I am surrounded by wolves. I feel them running around me, pushing me forward, their bodies hard and breath hot on my skin. I am not frightened, because one of my animal guides, Lobo, runs with them, close by.
Lobo is a wolf who entered my dream a couple years ago and has helped me to recognise unpleasant and difficult aspects of myself. Though he is now dear to me, a companion, Lobo is not the sweet-faced, metaphysical symbol of femininity, or peace and love that one finds all over the internet. He is like the “growling wolf within, the iron grim” described so well by C.G. Jung's colleague, Marie-Louise Von Franz. I wrote about that in my chapter of the book, Psychological and Philosophical Studies of Jung's Teleology: The Future-Orientation of Mind, edited by Garth Admunson, from which the following passages are taken.
" “The wolf … often represents a capacity which is very closely connected with people who have a wolf problem, namely, a general, all-devouring greed ….. the wolf is always the victim of his hungry stomach. When that gets the better of him, he loses all intelligence ….. In his paper on the transference …[Jung] says the very often such a terrific greed awakes in people that they want to eat everybody and everything - for example, to eat their analyst completely. It is not even on the level of a sexual transference, but on an even more primitive level, for it is to “have” the other: to have everything…… This great desire to eat everything is very often the result of great frustration in childhood, which had built up a kind of bitter resentment on one side, combined with the greedy desire to have and eat everything. The “grim” then is a kind of sulky resentment because one can’t have the thing. …. They get caught in a kind of vicious circle of cold resentment and greed, which is often fittingly symbolised by the wolf” (von Franz, 1990, pp. 202-203)."

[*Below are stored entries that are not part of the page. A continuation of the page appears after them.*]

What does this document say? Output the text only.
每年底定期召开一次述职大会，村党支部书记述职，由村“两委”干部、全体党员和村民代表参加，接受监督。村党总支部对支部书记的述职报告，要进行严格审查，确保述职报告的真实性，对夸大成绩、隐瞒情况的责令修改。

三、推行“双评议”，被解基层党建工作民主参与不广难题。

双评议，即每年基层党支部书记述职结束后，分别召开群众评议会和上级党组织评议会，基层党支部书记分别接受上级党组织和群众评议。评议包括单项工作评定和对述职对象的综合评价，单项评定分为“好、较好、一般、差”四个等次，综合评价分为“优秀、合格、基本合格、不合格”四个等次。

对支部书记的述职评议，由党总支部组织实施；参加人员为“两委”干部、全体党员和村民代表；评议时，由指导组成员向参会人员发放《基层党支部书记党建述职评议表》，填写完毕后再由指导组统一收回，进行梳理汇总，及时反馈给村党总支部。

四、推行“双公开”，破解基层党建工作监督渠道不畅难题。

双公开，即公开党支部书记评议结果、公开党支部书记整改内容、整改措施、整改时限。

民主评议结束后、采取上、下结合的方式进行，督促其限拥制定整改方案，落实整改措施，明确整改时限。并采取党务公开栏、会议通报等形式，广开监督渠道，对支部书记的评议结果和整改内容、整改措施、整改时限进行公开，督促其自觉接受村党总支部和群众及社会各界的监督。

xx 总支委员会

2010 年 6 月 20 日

She was describing an aspect of me, that part of the inner child who still felt that resentment and insatiable longing. Continuing:
".....Wolf is also an "initiating animal; he has this significance in Canto I of Dante's Inferno" (1970b, P.39, p. 141). In his mid-life and a 'dark night of the soul,' Dante finds himself in a dark forest looking for "the straightforward pathway," and thinks to take a mountain path that seemed to lead up to the light. But "almost where the ascent began," he finds his way blocked by a panther, then a lion, then "a she-wolf, that with all her hungerings Seemed to be laden in her meagreness… brought upon me so much heaviness…Which, coming on me by degrees Thrust me thither where the sun is silent.""
(art: Antonello Vinditti)
"The shade of the poet Virgil appears, full of harsh words about the wolf that blocks the way upward and offers to guide Dante along another road down through hell (Dante, The Inferno, Canto 1). Only by going into the dark place of the unconscious where he will encounter the shadow side of humanity and himself can Dante climb to the light.
"At first we cannot see beyond the path that leads downward to dark and hateful things," writes Jung ".. but no light or beauty will ever come from the man who cannot bear this sight" (Jung, 1955, p. 215). So must we all who want to redeem our lost souls go into the dark shadow, not voluntarily but pushed onto that road by fear or heaviness of spirit or desperation.
"Virgil reviled the she-wolf that blocked the mountain path, but she was a helper, forcing Dante onto the path he had to go, as Lobo pushed me to where I would rather not go."
and here I am, being pushed again in this inner life, towards I know not what.